THE PURPOSE OF DIABETES EDUCATION
by Peter J. Nebergall, PhD
For many years, we have been telling you that "education is critical for diabetes management." You might even be growing tired of our endless repetition of "you need to know..." But don't, OK?
In medicine, unlike physics or higher math, we start with the results (like "you have diabetes!") and work back toward the causal factors, the underlying principles. It's like detective work, where you start with the obvious evidence, then determine the cause, and finally deal with it.
Our understanding of diabetes has substantially improved in the last few decades. An experienced medical professional, 20 years out of school, might be as much as 20 years removed from "state of the art"--and "state of the art" is where we find the breakthroughs that save life and limb.
The "bridge" between the experimenters" on the cutting edge" of diabetes research and everyone else is education. We all need it. Clinicians need the latest tools, procedures and test results. Diabetics need to know what they should be doing now, in order to best manage their condition and forestall its possible ramifications. And diabetes educators, whose job is to make folks aware of the appropriate tools, need to keep abreast of the fast-moving pace of change.
And change has been coming fast. The Diabetes Control and Complications Trial (DCCT) in 1993 proved that intensive self-management, "tight control," with blood sugars as close to non-diabetic "normal" as possible, is the best way to deter ramifications.

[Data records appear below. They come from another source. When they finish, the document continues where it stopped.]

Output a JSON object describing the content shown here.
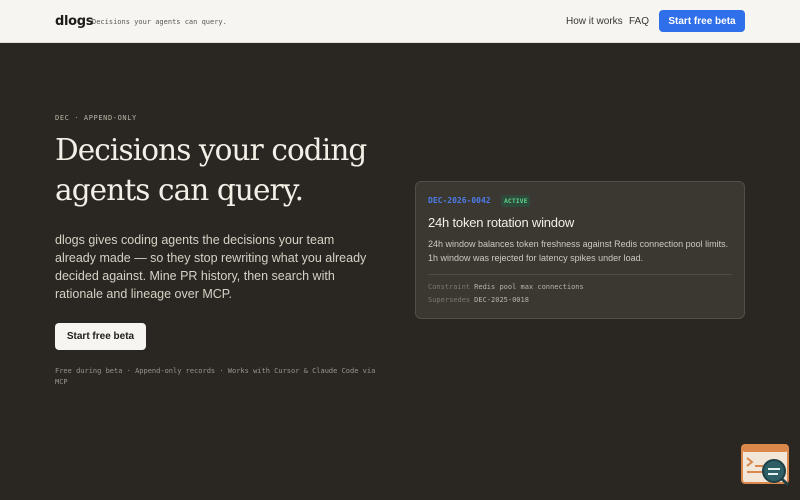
{
  "header": {
    "logo": "dlogs",
    "tagline": "Decisions your agents can query.",
    "nav": [
      "How it works",
      "FAQ"
    ],
    "cta_label": "Start free beta"
  },
  "hero": {
    "eyebrow": "DEC · APPEND-ONLY",
    "headline": "Decisions your coding agents can query.",
    "description": "dlogs gives coding agents the decisions your team already made — so they stop rewriting what you already decided against. Mine PR history, then search with rationale and lineage over MCP.",
    "cta_label": "Start free beta",
    "footnote": "Free during beta · Append-only records · Works with Cursor & Claude Code via MCP"
  },
  "card": {
    "id": "DEC-2026-0042",
    "status": "ACTIVE",
    "title": "24h token rotation window",
    "body": "24h window balances token freshness against Redis connection pool limits. 1h window was rejected for latency spikes under load.",
    "meta": [
      {
        "key": "Constraint",
        "value": "Redis pool max connections"
      },
      {
        "key": "Supersedes",
        "value": "DEC-2025-0018"
      }
    ]
  },
  "colors": {
    "background": "#2a2722",
    "header_bg": "#f6f5f1",
    "accent_blue": "#2f6fea",
    "status_green": "#5cd08a",
    "widget_orange": "#d9874a"
  },
  "icons": {
    "widget": "terminal-search-icon"
  }
}
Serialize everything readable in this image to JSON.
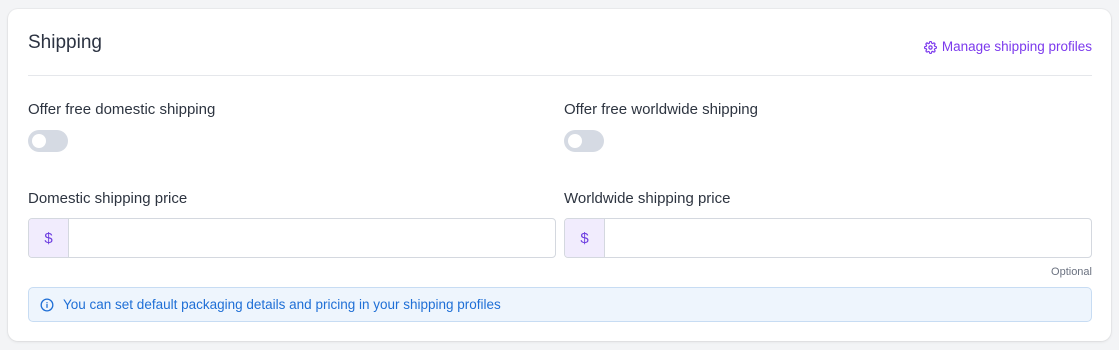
{
  "section": {
    "title": "Shipping",
    "manage_link": "Manage shipping profiles"
  },
  "domestic": {
    "free_label": "Offer free domestic shipping",
    "free_enabled": false,
    "price_label": "Domestic shipping price",
    "currency_symbol": "$",
    "price_value": ""
  },
  "worldwide": {
    "free_label": "Offer free worldwide shipping",
    "free_enabled": false,
    "price_label": "Worldwide shipping price",
    "currency_symbol": "$",
    "price_value": "",
    "optional_hint": "Optional"
  },
  "info": {
    "message": "You can set default packaging details and pricing in your shipping profiles",
    "icon": "info-icon"
  },
  "colors": {
    "accent": "#7c3aed",
    "info": "#1f6fd6",
    "toggle_off": "#d5dae3"
  }
}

New understanding of the nature of sugar as a carbohydrate, as reflected in the 1995 "Exchange List," has brought greater ease to diabetic meal planning. Steady improvement in home blood glucose monitoring equipment, coupled with greatly-increased distribution, has placed another important tool in far more hands. (You can buy meters and strips at Wal-Mart!)

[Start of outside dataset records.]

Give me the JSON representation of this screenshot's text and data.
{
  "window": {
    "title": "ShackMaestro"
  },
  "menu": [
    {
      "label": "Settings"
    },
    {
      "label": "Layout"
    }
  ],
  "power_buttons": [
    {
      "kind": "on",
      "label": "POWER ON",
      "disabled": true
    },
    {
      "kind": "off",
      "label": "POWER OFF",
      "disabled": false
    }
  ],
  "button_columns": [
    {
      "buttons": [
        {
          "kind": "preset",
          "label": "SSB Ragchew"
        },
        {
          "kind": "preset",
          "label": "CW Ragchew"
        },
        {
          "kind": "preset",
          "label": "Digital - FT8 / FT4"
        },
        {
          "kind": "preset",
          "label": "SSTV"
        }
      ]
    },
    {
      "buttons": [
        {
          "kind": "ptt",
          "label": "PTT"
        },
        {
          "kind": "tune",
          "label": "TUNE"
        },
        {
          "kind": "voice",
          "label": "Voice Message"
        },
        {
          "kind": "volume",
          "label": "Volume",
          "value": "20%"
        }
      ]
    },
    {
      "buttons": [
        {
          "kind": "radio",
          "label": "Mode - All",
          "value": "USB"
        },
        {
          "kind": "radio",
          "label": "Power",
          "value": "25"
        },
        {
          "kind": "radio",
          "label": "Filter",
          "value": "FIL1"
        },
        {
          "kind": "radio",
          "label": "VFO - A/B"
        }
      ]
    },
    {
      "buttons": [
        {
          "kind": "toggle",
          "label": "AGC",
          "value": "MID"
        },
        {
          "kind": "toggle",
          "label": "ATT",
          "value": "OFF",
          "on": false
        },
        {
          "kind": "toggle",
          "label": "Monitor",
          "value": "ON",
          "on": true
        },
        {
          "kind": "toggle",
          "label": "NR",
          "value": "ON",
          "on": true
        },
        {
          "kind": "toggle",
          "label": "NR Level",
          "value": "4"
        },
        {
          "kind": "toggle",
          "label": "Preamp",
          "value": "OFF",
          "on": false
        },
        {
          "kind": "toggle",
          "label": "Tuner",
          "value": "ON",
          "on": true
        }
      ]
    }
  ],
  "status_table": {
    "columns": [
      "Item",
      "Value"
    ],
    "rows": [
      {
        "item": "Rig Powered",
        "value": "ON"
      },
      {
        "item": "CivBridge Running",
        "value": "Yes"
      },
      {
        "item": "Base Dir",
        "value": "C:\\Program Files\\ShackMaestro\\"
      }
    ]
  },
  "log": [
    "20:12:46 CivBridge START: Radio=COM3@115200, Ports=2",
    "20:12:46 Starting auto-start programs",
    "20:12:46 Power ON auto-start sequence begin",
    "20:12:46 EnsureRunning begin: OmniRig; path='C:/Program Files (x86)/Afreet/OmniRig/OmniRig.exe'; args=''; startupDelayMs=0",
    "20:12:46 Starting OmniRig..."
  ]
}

New research has brought us Acarbose, Metformin, Rezulin (troglitazone), new sulfonylureas, Humalog insulin (lispro), and other medications to alleviate or deter complications. More "investigational" medications are constantly undergoing clinical tests--and some of them will find their their way onto pharmacy shelves.

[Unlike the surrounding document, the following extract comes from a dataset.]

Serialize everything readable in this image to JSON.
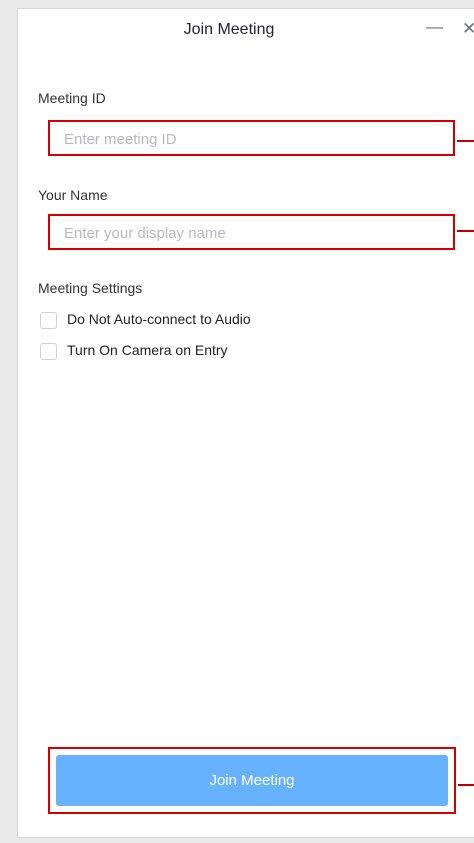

The efficacy of various surgical procedures is constantly being monitored. Sometimes new findings overturn "the old wisdom." Balloon angioplasty, to open clogged veins, is less invasive than "bypass heart surgery," but for many individuals with diabetic heart disease, the traditional "heart bypass" operation brings greater success, in the form of long-term survival statistics, the ones that matter.
Now, back to you, your family doctor, and your diabetes clinic. It's human nature to "get set in your ways." We learn our particular tasks, whether they are those of self- management, diagnosis, or long-term treatment, and there we sit. We have "better things to do." We would go on giving the same answers to the same questions, because when we learned them, they were the Right Answers.
But they are no longer. Not only do our bodies change, requiring constant readjustment of the balancing act that is diabetes self-management, but the most appropriate therapies, the best options, are constantly being upgraded or replaced. New and better ways are coming out all the time. We all want the best possible options. How are we supposed to find out about these things?
This is the true purpose of diabetes education.